These vehement words were received with loud murmurs.
“You know that poisoner,” cried the quarryman, seizing the Jesuit by the collar; “then perhaps you are a poisoner too.
“Wretch,” exclaimed Father d’Aigrigny, endeavoring to shake himself loose from the grasp, “do you dare to lay hand upon me?”
“Yes, I dare do anything,” answered the quarryman.
“He knows him: he’s a poisoner like the other,” cried the crowd, pressing round the two adversaries; whilst Goliath, who had fractured his skull in the fall, uttered a long death-rattle.
At a sudden movement of Father d’Aigrigny, who disengaged himself from the quarryman, a large glass phial of peculiar form, very thick, and filled with a greenish liquor, fell from his pocket, and rolled close to the dying Goliath. At sight of this phial, many voices exclaimed together: “It is poison! Only see! He had poison upon him.”
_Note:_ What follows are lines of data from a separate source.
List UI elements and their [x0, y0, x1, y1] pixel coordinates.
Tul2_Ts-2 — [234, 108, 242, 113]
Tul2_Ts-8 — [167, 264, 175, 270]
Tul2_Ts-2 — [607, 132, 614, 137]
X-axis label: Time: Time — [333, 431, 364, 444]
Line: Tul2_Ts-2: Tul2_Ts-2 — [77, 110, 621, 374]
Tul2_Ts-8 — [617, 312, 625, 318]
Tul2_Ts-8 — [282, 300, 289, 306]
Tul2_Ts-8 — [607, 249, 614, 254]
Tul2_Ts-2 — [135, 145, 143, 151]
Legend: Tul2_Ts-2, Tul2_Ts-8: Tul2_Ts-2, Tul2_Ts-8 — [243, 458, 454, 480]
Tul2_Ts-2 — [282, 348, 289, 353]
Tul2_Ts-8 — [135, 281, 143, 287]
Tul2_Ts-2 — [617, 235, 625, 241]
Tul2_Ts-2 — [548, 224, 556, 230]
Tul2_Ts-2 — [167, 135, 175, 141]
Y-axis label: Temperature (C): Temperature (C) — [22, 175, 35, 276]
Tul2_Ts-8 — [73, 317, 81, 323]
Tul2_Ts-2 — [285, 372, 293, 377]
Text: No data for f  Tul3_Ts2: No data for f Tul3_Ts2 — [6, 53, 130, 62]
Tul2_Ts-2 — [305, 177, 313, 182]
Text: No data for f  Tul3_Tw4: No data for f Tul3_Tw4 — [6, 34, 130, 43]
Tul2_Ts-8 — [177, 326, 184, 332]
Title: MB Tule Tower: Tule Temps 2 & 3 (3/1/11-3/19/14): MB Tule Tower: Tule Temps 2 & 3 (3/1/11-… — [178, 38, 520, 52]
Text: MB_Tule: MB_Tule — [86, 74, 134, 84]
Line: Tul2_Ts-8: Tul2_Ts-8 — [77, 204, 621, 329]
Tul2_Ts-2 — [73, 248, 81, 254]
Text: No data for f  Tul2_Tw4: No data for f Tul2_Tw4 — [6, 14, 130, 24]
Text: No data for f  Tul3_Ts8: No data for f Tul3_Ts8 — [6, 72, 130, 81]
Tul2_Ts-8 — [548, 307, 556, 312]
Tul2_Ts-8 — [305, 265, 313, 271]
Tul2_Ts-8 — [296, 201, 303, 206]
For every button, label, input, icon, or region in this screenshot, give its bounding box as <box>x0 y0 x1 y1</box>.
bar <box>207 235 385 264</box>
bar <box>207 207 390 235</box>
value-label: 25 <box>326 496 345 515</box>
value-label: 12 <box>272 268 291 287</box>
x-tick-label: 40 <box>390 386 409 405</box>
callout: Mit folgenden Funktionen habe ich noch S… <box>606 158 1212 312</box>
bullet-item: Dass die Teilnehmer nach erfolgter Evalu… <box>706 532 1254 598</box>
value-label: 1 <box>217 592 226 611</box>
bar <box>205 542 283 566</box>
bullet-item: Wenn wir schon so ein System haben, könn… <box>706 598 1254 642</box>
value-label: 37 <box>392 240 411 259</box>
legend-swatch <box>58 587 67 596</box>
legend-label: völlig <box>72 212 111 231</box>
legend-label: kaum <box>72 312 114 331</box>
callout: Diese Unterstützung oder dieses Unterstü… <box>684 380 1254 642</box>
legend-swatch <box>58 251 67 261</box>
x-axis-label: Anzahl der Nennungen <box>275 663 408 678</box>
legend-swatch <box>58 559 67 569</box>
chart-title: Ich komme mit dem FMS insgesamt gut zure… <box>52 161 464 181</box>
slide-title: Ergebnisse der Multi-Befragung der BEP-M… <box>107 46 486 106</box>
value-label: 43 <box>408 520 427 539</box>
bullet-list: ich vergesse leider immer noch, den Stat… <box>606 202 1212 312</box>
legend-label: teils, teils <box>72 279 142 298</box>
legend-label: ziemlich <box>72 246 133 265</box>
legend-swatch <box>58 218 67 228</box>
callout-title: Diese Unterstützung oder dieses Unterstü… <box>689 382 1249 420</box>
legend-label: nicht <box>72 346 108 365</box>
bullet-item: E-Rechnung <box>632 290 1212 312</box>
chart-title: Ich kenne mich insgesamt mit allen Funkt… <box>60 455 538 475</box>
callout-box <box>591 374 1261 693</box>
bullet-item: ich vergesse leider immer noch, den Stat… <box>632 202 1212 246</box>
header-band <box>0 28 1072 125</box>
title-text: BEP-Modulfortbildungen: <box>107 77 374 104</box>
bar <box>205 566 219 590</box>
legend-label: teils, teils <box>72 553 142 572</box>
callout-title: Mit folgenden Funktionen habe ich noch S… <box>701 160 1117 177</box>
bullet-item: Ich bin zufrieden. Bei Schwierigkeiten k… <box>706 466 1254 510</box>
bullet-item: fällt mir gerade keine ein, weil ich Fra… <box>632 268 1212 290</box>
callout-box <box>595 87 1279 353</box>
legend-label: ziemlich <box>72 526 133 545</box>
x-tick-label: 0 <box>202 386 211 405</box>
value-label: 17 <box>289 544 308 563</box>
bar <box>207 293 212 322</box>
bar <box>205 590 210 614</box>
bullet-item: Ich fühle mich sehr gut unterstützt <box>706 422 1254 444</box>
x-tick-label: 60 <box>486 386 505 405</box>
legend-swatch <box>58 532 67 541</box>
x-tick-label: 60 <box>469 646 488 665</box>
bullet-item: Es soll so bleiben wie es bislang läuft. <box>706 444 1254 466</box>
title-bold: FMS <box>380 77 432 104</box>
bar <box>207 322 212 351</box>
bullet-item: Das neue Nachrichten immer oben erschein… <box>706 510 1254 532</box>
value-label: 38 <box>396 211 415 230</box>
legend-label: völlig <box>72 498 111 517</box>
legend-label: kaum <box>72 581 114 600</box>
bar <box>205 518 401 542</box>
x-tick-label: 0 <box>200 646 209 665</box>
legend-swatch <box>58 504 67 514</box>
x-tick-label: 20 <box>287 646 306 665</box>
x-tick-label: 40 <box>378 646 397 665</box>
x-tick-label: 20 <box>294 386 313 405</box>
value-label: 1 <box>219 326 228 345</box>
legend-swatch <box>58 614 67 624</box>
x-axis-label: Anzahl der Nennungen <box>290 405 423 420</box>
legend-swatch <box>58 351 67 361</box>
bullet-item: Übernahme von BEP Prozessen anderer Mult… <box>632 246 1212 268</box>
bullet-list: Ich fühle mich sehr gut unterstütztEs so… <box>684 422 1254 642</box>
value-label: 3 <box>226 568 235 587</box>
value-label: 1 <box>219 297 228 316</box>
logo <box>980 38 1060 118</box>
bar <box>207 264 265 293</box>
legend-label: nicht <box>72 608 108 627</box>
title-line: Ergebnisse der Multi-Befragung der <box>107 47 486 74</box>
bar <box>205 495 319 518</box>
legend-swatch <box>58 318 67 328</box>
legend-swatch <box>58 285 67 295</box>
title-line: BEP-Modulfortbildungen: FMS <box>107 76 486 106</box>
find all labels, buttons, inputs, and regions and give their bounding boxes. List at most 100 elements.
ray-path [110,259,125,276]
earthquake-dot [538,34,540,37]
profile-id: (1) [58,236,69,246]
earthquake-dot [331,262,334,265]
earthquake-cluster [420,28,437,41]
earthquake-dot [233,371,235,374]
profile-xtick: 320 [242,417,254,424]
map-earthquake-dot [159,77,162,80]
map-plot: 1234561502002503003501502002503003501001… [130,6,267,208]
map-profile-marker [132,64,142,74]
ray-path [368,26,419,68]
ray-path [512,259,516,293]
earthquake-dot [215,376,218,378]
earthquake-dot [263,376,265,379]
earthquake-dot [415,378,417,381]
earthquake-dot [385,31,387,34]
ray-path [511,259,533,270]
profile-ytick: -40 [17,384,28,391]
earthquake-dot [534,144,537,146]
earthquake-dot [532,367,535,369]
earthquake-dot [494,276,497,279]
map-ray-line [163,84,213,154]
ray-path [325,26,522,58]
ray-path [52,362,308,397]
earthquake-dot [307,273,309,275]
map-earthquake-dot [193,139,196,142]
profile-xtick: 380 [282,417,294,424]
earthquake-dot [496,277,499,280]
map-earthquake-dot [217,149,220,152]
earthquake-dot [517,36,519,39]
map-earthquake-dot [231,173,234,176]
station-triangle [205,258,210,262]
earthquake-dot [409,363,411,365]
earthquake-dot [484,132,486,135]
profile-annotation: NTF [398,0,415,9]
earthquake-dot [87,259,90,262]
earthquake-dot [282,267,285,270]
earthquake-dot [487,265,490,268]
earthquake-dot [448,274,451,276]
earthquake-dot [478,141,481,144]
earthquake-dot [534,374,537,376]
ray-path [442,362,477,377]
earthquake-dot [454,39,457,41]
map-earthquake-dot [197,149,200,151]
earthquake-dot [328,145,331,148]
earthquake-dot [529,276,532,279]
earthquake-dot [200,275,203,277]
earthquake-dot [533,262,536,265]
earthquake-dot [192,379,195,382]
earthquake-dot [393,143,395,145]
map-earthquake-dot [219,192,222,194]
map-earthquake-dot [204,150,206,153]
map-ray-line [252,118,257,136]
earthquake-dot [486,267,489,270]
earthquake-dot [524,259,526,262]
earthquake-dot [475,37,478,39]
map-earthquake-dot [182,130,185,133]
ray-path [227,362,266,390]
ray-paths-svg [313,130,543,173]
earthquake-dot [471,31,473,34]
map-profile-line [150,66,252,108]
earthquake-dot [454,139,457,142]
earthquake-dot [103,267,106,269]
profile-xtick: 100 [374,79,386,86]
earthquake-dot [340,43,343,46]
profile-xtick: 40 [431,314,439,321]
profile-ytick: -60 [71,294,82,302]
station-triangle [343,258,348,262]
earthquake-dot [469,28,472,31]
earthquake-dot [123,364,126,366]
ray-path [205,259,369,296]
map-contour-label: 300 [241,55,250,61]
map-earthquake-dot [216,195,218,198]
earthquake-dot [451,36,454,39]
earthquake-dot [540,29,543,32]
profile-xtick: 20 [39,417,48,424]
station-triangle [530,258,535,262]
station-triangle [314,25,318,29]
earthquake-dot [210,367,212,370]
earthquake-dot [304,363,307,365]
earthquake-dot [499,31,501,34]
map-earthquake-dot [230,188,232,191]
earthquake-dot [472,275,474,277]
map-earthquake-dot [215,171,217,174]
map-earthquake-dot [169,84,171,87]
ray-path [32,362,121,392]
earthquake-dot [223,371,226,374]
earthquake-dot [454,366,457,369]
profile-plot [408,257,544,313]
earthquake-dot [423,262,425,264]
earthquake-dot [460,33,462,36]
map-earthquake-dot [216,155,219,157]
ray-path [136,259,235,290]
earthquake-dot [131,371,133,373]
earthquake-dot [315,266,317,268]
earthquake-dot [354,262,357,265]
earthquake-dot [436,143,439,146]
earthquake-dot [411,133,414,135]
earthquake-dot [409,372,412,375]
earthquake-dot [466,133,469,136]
The clamor redoubled at this accusation, and they pressed so close to Abbe d’Aigrigny, that he exclaimed: “Do not touch me! do not approach me!”
“If he is a poisoner,” said a voice, “no more mercy for him than for the other.”
“I a poisoner?” said the abbe, struck with horror.
Ciboule had darted upon the phial; the quarryman seized it from her, uncorked it and presenting it to Father d’Aigrigny, said to him: “Now tell us what is that?”